Ainsi, l’État considère que les 10 premières séances ne sont ni structurées ni psychothérapiques.
En conclusion, le niveau de remboursement est bien trop insuffisant ! Notamment pour les psychologues exerçants dans les grandes villes où les loyers sont chers. Si les conditions restent intactes, cela entrainerait une très grande précarité pour nous, psychologues libéraux.
De plus, il est important de respecter la liberté de notre pratique clinique et de ne pas nous imposer un nombre maximum de séance. Comme si un suivi thérapeutique pouvait être quantifié avec un nombre de séance identique pour chaque patient ! On oublie que chaque patient est différent et donc qu’il est impossible de standardisé une thérapie.

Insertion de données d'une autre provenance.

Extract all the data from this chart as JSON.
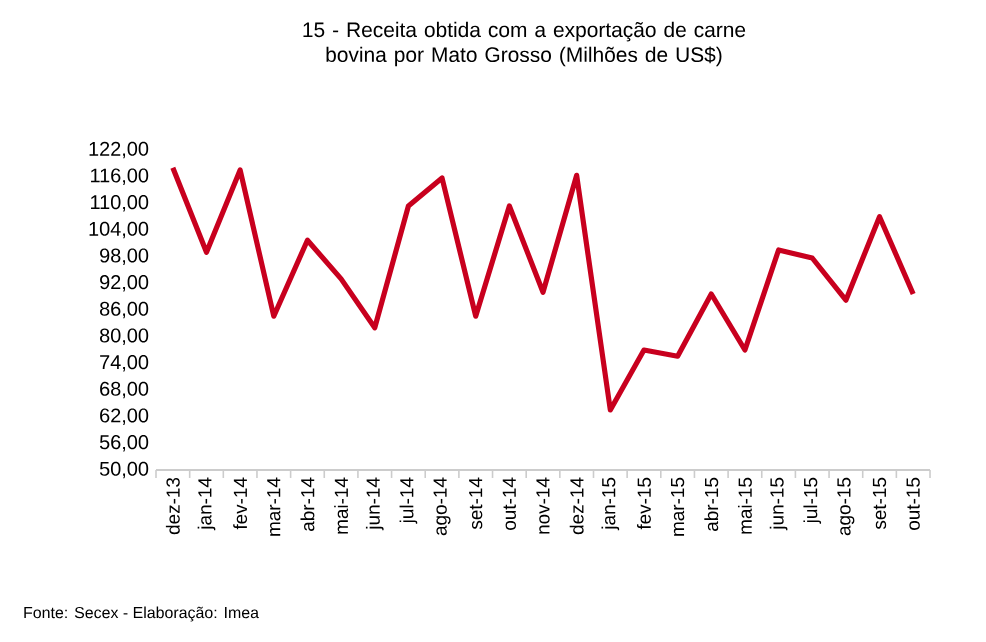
{
  "chart_data": {
    "type": "line",
    "title": "15 - Receita obtida com a exportação de carne bovina por Mato Grosso (Milhões de US$)",
    "categories": [
      "dez-13",
      "jan-14",
      "fev-14",
      "mar-14",
      "abr-14",
      "mai-14",
      "jun-14",
      "jul-14",
      "ago-14",
      "set-14",
      "out-14",
      "nov-14",
      "dez-14",
      "jan-15",
      "fev-15",
      "mar-15",
      "abr-15",
      "mai-15",
      "jun-15",
      "jul-15",
      "ago-15",
      "set-15",
      "out-15"
    ],
    "series": [
      {
        "color": "#c8001e",
        "values": [
          118,
          99,
          117.5,
          84.6,
          101.7,
          93,
          82,
          109.4,
          115.7,
          84.6,
          109.4,
          90,
          116.3,
          63.5,
          77,
          75.6,
          89.6,
          77,
          99.5,
          97.7,
          88.2,
          107,
          89.6
        ]
      }
    ],
    "ylim": [
      50,
      122
    ],
    "yticks": [
      {
        "value": 50,
        "label": "50,00"
      },
      {
        "value": 56,
        "label": "56,00"
      },
      {
        "value": 62,
        "label": "62,00"
      },
      {
        "value": 68,
        "label": "68,00"
      },
      {
        "value": 74,
        "label": "74,00"
      },
      {
        "value": 80,
        "label": "80,00"
      },
      {
        "value": 86,
        "label": "86,00"
      },
      {
        "value": 92,
        "label": "92,00"
      },
      {
        "value": 98,
        "label": "98,00"
      },
      {
        "value": 104,
        "label": "104,00"
      },
      {
        "value": 110,
        "label": "110,00"
      },
      {
        "value": 116,
        "label": "116,00"
      },
      {
        "value": 122,
        "label": "122,00"
      }
    ],
    "grid": false,
    "legend": false,
    "marker": "none",
    "line_style": "solid",
    "annotations": [
      "Fonte: Secex - Elaboração: Imea"
    ]
  }
}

Enfin, cette expérimentation prévoit que les dépressions légères et modérées soient adressées aux psychologues, et les dépressions sévères concerne psychiatrie. À mon sens, c’est dénigrer notre profession. Nous serions ramenés à des « sous-psychiatres incompétents » devant la psychopathologie sévère. En bref, ce projet aurait pu être très intéressant mais son exécution est un réel danger pour les psychologues libéraux.
> Pour en savoir plus sur ce sujet regardez ma vidéo Le psy est-il remboursé ?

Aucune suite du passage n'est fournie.